【12/18番外編更新】あまやかしても、いいですか?【完】

「飲みに行きましょう」

「断っていいですか?」

「だめ、あのクソ鬼畜男に奪われたかなしみは、まったく癒えてない」


真顔のまま、柚葉への愛を永遠と語る奇特な上司だった。結婚を知ったときには、まっさきに詰められた。


『わたし、かわいいものフェチなの』

『はい?』

『どうやったらゆずたん……、佐藤さんと仲良くなれるかしら』

『ゆずたん……?』

『はぁ、もう。峯田くんと一緒の時のゆずたん、かわいい……。正義……、ありがとう……』

『え? あの』

『マジであのクソ野郎、別れねえかな。オメーはダメだ。ゆずたんに相応しくない』

『いや、あの』

『飲もうか。ゆずたんと仲良くなる方法、急募』

『しらな、』

『知っとけ。……それじゃあ、よろしくね』


華麗に微笑んで勝手にアポを取り付けられる。

それ以降毎週金曜は、俺と柚葉のランチタイムの尋問飲み会を開催させられている。柚葉の前では、氷の美女も形無しだ。
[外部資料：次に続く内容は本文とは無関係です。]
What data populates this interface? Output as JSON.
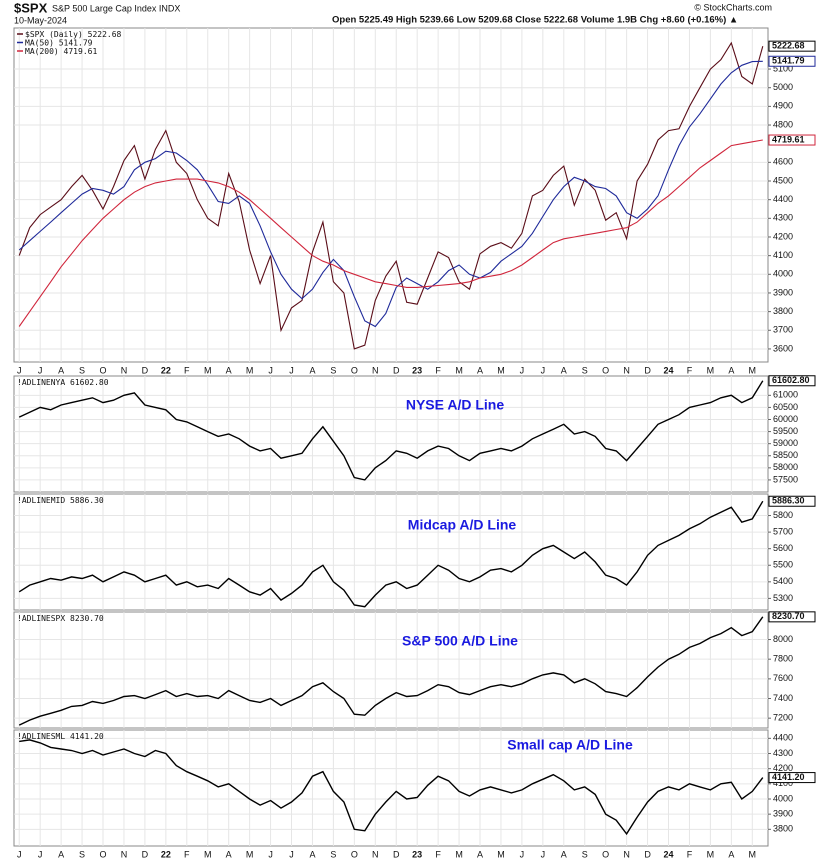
{
  "chart_data": [
    {
      "type": "line",
      "title": "$SPX",
      "subtitle": "S&P 500 Large Cap Index INDX",
      "date": "10-May-2024",
      "quote": "Open 5225.49 High 5239.66 Low 5209.68 Close 5222.68 Volume 1.9B Chg +8.60 (+0.16%) ▲",
      "credit": "© StockCharts.com",
      "categories": [
        "J",
        null,
        "J",
        null,
        "A",
        null,
        "S",
        null,
        "O",
        null,
        "N",
        null,
        "D",
        null,
        "22",
        null,
        "F",
        null,
        "M",
        null,
        "A",
        null,
        "M",
        null,
        "J",
        null,
        "J",
        null,
        "A",
        null,
        "S",
        null,
        "O",
        null,
        "N",
        null,
        "D",
        null,
        "23",
        null,
        "F",
        null,
        "M",
        null,
        "A",
        null,
        "M",
        null,
        "J",
        null,
        "J",
        null,
        "A",
        null,
        "S",
        null,
        "O",
        null,
        "N",
        null,
        "D",
        null,
        "24",
        null,
        "F",
        null,
        "M",
        null,
        "A",
        null,
        "M",
        null
      ],
      "ylim": [
        3530,
        5320
      ],
      "yticks": [
        3600,
        3700,
        3800,
        3900,
        4000,
        4100,
        4200,
        4300,
        4400,
        4500,
        4600,
        4800,
        4900,
        5000,
        5100
      ],
      "grid": true,
      "series": [
        {
          "name": "$SPX (Daily)",
          "color": "#5a0d18",
          "last_label": "5222.68",
          "values": [
            4100,
            4250,
            4320,
            4360,
            4400,
            4470,
            4530,
            4450,
            4350,
            4470,
            4610,
            4690,
            4510,
            4670,
            4770,
            4600,
            4540,
            4400,
            4300,
            4260,
            4540,
            4390,
            4130,
            3950,
            4100,
            3700,
            3820,
            3860,
            4120,
            4280,
            3960,
            3900,
            3600,
            3620,
            3860,
            3990,
            4070,
            3850,
            3840,
            3980,
            4120,
            4090,
            3960,
            3920,
            4110,
            4150,
            4170,
            4140,
            4220,
            4420,
            4450,
            4530,
            4580,
            4370,
            4510,
            4450,
            4290,
            4330,
            4190,
            4500,
            4590,
            4720,
            4770,
            4780,
            4900,
            5000,
            5100,
            5150,
            5240,
            5060,
            5020,
            5222.68
          ]
        },
        {
          "name": "MA(50)",
          "color": "#1f2a9a",
          "last_label": "5141.79",
          "values": [
            4130,
            4180,
            4230,
            4280,
            4330,
            4380,
            4430,
            4460,
            4450,
            4430,
            4470,
            4560,
            4600,
            4620,
            4660,
            4650,
            4610,
            4560,
            4480,
            4390,
            4380,
            4420,
            4380,
            4260,
            4120,
            4000,
            3920,
            3870,
            3920,
            4010,
            4080,
            4020,
            3880,
            3750,
            3720,
            3790,
            3930,
            3980,
            3950,
            3920,
            3960,
            4020,
            4050,
            4000,
            3980,
            4010,
            4070,
            4110,
            4150,
            4220,
            4310,
            4400,
            4470,
            4520,
            4500,
            4470,
            4460,
            4420,
            4330,
            4300,
            4350,
            4420,
            4560,
            4690,
            4790,
            4860,
            4940,
            5020,
            5080,
            5120,
            5140,
            5141.79
          ]
        },
        {
          "name": "MA(200)",
          "color": "#d0263c",
          "last_label": "4719.61",
          "values": [
            3720,
            3800,
            3880,
            3960,
            4040,
            4110,
            4180,
            4240,
            4300,
            4350,
            4400,
            4440,
            4470,
            4490,
            4500,
            4510,
            4510,
            4510,
            4500,
            4490,
            4470,
            4440,
            4400,
            4350,
            4300,
            4250,
            4200,
            4150,
            4100,
            4070,
            4050,
            4020,
            4000,
            3980,
            3960,
            3950,
            3940,
            3930,
            3930,
            3935,
            3940,
            3945,
            3950,
            3960,
            3980,
            3990,
            4000,
            4020,
            4050,
            4090,
            4130,
            4170,
            4190,
            4200,
            4210,
            4220,
            4230,
            4240,
            4250,
            4280,
            4330,
            4380,
            4420,
            4470,
            4520,
            4570,
            4610,
            4650,
            4690,
            4700,
            4710,
            4719.61
          ]
        }
      ]
    },
    {
      "type": "line",
      "name": "!ADLINENYA",
      "last_label": "61602.80",
      "annotation": "NYSE A/D Line",
      "color": "#000000",
      "ylim": [
        57000,
        61800
      ],
      "yticks": [
        57500,
        58000,
        58500,
        59000,
        59500,
        60000,
        60500,
        61000
      ],
      "grid": true,
      "values": [
        60100,
        60300,
        60500,
        60400,
        60600,
        60700,
        60800,
        60900,
        60700,
        60800,
        61000,
        61100,
        60600,
        60500,
        60400,
        60000,
        59900,
        59700,
        59500,
        59300,
        59400,
        59200,
        58900,
        58700,
        58800,
        58400,
        58500,
        58600,
        59200,
        59700,
        59100,
        58500,
        57600,
        57500,
        58000,
        58300,
        58700,
        58600,
        58400,
        58700,
        58900,
        58800,
        58500,
        58300,
        58600,
        58700,
        58800,
        58700,
        58900,
        59200,
        59400,
        59600,
        59800,
        59400,
        59500,
        59300,
        58800,
        58700,
        58300,
        58800,
        59300,
        59800,
        60000,
        60200,
        60500,
        60600,
        60700,
        60900,
        61000,
        60700,
        60900,
        61602.8
      ]
    },
    {
      "type": "line",
      "name": "!ADLINEMID",
      "last_label": "5886.30",
      "annotation": "Midcap A/D Line",
      "color": "#000000",
      "ylim": [
        5230,
        5930
      ],
      "yticks": [
        5300,
        5400,
        5500,
        5600,
        5700,
        5800
      ],
      "grid": true,
      "values": [
        5340,
        5380,
        5400,
        5420,
        5410,
        5430,
        5420,
        5440,
        5400,
        5430,
        5460,
        5440,
        5400,
        5420,
        5440,
        5380,
        5400,
        5370,
        5380,
        5360,
        5420,
        5380,
        5340,
        5320,
        5360,
        5290,
        5330,
        5380,
        5460,
        5500,
        5400,
        5350,
        5260,
        5250,
        5320,
        5380,
        5400,
        5360,
        5380,
        5440,
        5500,
        5470,
        5420,
        5400,
        5430,
        5470,
        5480,
        5460,
        5500,
        5560,
        5600,
        5620,
        5580,
        5540,
        5580,
        5520,
        5440,
        5420,
        5380,
        5460,
        5560,
        5620,
        5650,
        5680,
        5720,
        5750,
        5790,
        5820,
        5850,
        5760,
        5780,
        5886.3
      ]
    },
    {
      "type": "line",
      "name": "!ADLINESPX",
      "last_label": "8230.70",
      "annotation": "S&P 500 A/D Line",
      "color": "#000000",
      "ylim": [
        7100,
        8280
      ],
      "yticks": [
        7200,
        7400,
        7600,
        7800,
        8000
      ],
      "grid": true,
      "values": [
        7130,
        7180,
        7220,
        7250,
        7280,
        7320,
        7330,
        7370,
        7350,
        7380,
        7420,
        7430,
        7400,
        7440,
        7480,
        7420,
        7450,
        7420,
        7430,
        7400,
        7480,
        7430,
        7380,
        7360,
        7400,
        7330,
        7380,
        7430,
        7520,
        7560,
        7470,
        7400,
        7240,
        7230,
        7330,
        7400,
        7460,
        7420,
        7430,
        7480,
        7540,
        7520,
        7460,
        7440,
        7480,
        7520,
        7540,
        7520,
        7550,
        7600,
        7640,
        7660,
        7640,
        7560,
        7600,
        7550,
        7470,
        7450,
        7420,
        7510,
        7620,
        7720,
        7800,
        7850,
        7920,
        7960,
        8020,
        8060,
        8120,
        8040,
        8080,
        8230.7
      ]
    },
    {
      "type": "line",
      "name": "!ADLINESML",
      "last_label": "4141.20",
      "annotation": "Small cap A/D Line",
      "color": "#000000",
      "categories": [
        "J",
        null,
        "J",
        null,
        "A",
        null,
        "S",
        null,
        "O",
        null,
        "N",
        null,
        "D",
        null,
        "22",
        null,
        "F",
        null,
        "M",
        null,
        "A",
        null,
        "M",
        null,
        "J",
        null,
        "J",
        null,
        "A",
        null,
        "S",
        null,
        "O",
        null,
        "N",
        null,
        "D",
        null,
        "23",
        null,
        "F",
        null,
        "M",
        null,
        "A",
        null,
        "M",
        null,
        "J",
        null,
        "J",
        null,
        "A",
        null,
        "S",
        null,
        "O",
        null,
        "N",
        null,
        "D",
        null,
        "24",
        null,
        "F",
        null,
        "M",
        null,
        "A",
        null,
        "M",
        null
      ],
      "ylim": [
        3690,
        4455
      ],
      "yticks": [
        3800,
        3900,
        4000,
        4100,
        4200,
        4300,
        4400
      ],
      "grid": true,
      "values": [
        4380,
        4390,
        4370,
        4340,
        4330,
        4320,
        4300,
        4320,
        4290,
        4310,
        4330,
        4300,
        4280,
        4320,
        4300,
        4220,
        4180,
        4150,
        4120,
        4080,
        4100,
        4050,
        4000,
        3960,
        3990,
        3940,
        3980,
        4040,
        4150,
        4180,
        4050,
        3980,
        3800,
        3790,
        3900,
        3980,
        4050,
        4000,
        4010,
        4090,
        4150,
        4120,
        4050,
        4020,
        4060,
        4080,
        4060,
        4040,
        4060,
        4100,
        4130,
        4160,
        4120,
        4060,
        4080,
        4030,
        3900,
        3860,
        3770,
        3880,
        3980,
        4050,
        4080,
        4060,
        4100,
        4080,
        4060,
        4100,
        4110,
        4000,
        4050,
        4141.2
      ]
    }
  ]
}
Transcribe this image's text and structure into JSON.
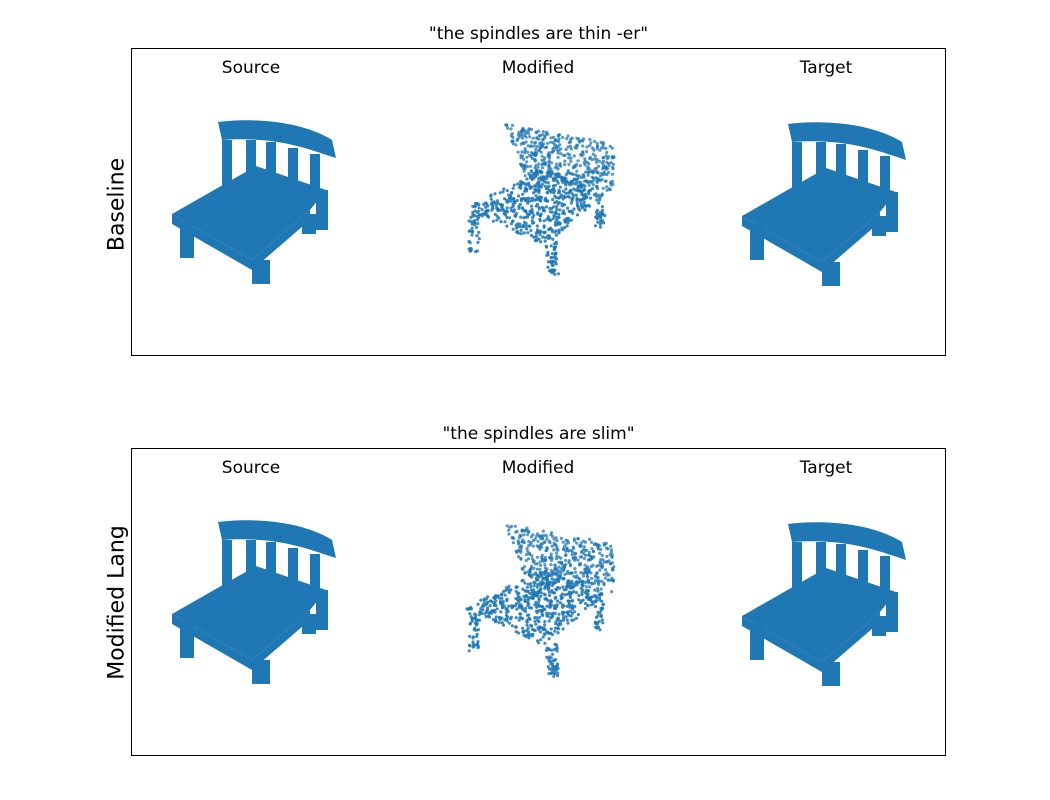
{
  "panels": [
    {
      "title": "\"the spindles are thin -er\"",
      "row_label": "Baseline",
      "columns": [
        "Source",
        "Modified",
        "Target"
      ]
    },
    {
      "title": "\"the spindles are slim\"",
      "row_label": "Modified Lang",
      "columns": [
        "Source",
        "Modified",
        "Target"
      ]
    }
  ],
  "colors": {
    "points": "#1f77b4",
    "frame": "#000000"
  }
}
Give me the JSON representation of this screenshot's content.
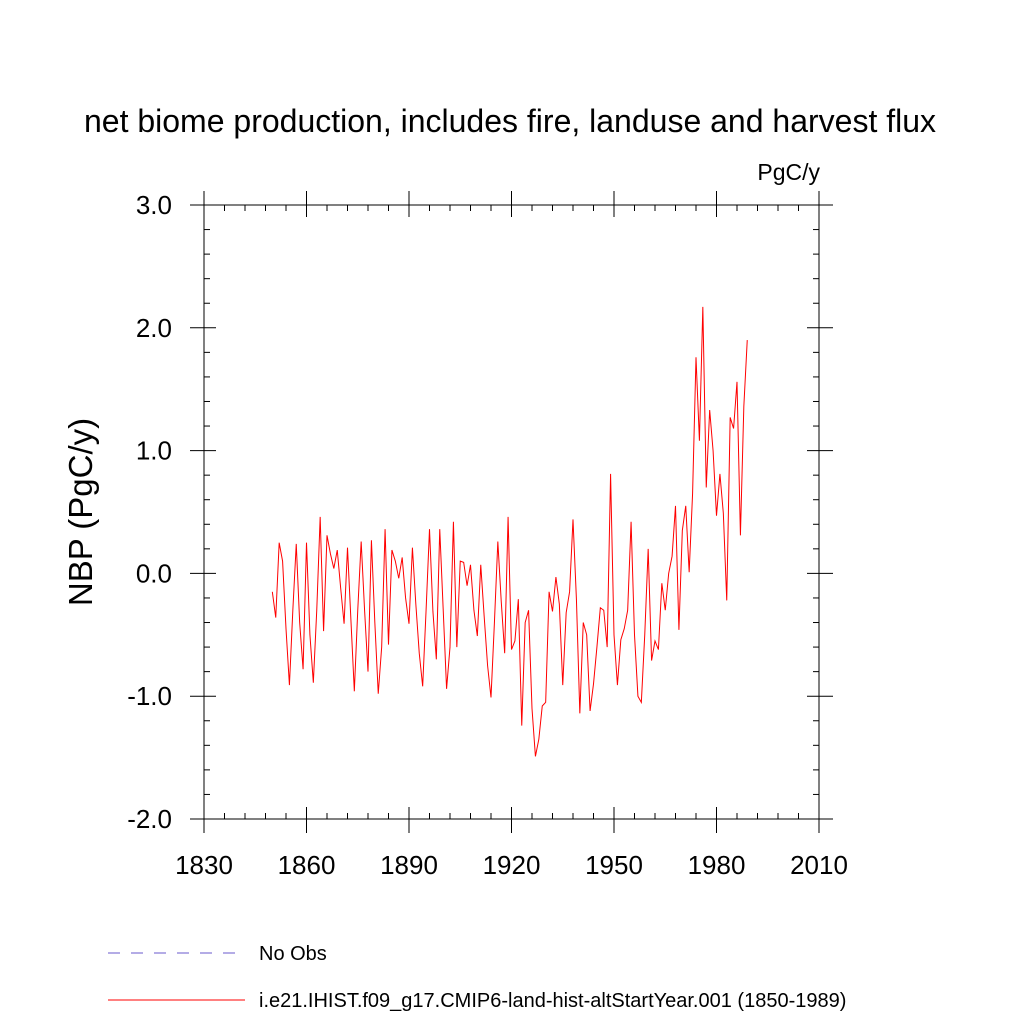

『ッハァ〜〜! しんど! かわいい! ゆずたん、オムライス食べたの? カワイイ〜〜! 写メ欲し〜〜!!』

『キャラ崩壊やばいんですけど……』



佐藤柚葉は魔性の砂糖。


「今日、やりとり屋。私のおごり」

「……ごちなります」




お前、本当に、手に負えねえわ。